Perhaps the Ford’s best-known tenant wasn’t a man but an icon. Sanders, a legendary Detroit ice cream and candy company, opened a location in the Ford Building in 1924 or 1925. Even when the confectioner’s business started to slide in the 1960s, much like the city itself, the Ford location hung on, slinging hot fudge sundaes to downtown business people day in and day out. At its peak in the mid-1970s, Sanders had more than 50 stores in metro Detroit and more than 1,500 employees. By 1988, the company was in bankruptcy and was down to 635 workers in 32 stores. Less than five years later, there would be only 13 –- and none in the city of Detroit. That’s because on Jan. 22, 1993, the Ford’s Sanders melted away.
“People have been calling us, giving their condolences like someone died,” co-manager Rose Nelson told the Free Press at the time.
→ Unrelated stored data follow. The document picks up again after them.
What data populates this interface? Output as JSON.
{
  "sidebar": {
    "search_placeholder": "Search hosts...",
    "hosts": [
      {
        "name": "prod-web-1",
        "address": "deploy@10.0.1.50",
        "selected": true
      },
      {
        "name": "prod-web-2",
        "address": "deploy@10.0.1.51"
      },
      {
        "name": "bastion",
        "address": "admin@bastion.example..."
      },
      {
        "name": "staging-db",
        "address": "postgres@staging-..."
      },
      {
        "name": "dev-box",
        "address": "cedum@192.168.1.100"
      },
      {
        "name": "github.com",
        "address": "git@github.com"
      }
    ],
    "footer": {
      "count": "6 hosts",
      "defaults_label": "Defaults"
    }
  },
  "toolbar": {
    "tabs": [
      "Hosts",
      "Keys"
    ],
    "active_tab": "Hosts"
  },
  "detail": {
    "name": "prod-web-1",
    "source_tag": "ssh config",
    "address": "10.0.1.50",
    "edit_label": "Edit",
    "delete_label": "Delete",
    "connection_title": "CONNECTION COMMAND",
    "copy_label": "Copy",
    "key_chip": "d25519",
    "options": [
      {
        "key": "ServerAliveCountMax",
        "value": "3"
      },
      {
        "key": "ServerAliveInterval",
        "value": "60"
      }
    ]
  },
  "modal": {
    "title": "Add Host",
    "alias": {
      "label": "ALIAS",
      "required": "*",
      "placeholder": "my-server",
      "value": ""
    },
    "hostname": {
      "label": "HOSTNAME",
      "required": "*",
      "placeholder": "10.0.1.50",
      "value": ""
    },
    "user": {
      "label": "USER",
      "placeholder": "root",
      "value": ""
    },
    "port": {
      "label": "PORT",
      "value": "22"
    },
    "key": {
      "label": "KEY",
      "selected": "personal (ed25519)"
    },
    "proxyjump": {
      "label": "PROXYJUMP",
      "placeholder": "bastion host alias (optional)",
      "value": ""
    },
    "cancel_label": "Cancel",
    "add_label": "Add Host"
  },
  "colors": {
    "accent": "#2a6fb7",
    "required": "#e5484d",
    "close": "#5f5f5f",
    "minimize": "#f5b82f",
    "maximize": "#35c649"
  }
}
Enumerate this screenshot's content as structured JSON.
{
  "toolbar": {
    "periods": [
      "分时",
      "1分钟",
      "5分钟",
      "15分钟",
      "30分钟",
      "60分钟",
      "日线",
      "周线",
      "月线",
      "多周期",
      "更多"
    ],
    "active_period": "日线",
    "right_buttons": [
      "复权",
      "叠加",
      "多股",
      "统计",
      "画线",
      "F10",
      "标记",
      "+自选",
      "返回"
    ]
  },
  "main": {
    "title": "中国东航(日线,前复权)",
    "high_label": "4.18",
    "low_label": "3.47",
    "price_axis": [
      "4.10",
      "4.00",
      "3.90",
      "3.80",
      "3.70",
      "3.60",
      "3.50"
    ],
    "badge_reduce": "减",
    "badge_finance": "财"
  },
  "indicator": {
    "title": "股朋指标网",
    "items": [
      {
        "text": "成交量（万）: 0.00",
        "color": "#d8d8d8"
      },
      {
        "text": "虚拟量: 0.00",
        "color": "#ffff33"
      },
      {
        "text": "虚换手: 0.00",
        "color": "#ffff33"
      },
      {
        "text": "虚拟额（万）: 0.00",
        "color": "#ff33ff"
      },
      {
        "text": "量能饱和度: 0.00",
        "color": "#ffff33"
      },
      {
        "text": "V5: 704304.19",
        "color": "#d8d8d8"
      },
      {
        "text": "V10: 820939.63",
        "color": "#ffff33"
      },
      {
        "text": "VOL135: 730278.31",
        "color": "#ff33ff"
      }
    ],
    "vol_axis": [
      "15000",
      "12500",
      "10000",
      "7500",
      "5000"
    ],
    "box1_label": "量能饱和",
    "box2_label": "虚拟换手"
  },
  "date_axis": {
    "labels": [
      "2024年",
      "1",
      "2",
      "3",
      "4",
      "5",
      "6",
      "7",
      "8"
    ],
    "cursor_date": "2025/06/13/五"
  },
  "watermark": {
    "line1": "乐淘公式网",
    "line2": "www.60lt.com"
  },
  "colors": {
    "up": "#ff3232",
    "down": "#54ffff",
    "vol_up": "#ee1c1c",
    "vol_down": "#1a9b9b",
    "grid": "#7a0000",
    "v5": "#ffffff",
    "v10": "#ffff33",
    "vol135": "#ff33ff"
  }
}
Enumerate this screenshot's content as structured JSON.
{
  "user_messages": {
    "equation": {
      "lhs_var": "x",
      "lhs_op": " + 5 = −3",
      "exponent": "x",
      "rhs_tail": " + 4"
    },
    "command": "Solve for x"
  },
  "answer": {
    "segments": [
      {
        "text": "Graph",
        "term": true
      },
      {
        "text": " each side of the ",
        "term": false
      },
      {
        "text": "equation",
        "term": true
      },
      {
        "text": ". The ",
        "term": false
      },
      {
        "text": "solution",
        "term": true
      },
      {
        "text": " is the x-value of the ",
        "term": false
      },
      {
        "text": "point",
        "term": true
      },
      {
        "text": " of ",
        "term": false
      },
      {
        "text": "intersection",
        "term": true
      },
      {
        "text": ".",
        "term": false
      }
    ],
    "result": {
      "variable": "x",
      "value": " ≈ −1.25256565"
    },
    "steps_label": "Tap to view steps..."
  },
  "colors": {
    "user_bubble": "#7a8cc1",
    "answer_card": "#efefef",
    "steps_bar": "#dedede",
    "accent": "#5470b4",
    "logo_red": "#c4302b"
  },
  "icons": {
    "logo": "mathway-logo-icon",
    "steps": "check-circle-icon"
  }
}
Undeterred, Paglia announced a restaurant would open immediately in the space. Today, after knocking out some walls and erecting others, the space is split between a hair salon, Mr. Pita sandwich shop and other small retailers.
Window into the past
While the interior has been altered many times over the Ford’s first 100 years – as Paglia says, “Every floor has its own character. A lot of internal changes happen over a century” – the Ford Building provides one of the best-preserved links to Detroit at the turn of the 20th century. Other than its cornice, removed more than 50 years ago, the exterior of the building still maintains its lush terra cotta ornamentation.
The top floor of the building, which is not open to the public, maintains an early 1910s charm, with original (or nearly original) offices complete with doorknobs and wooden office dividers.
The basement still has its massive boilers and other machinery, including elevator lifts to the sidewalks above. And perhaps unknown to everyone but the Paglias is a subterranean tunnel linking the Ford Building to the Dime Building.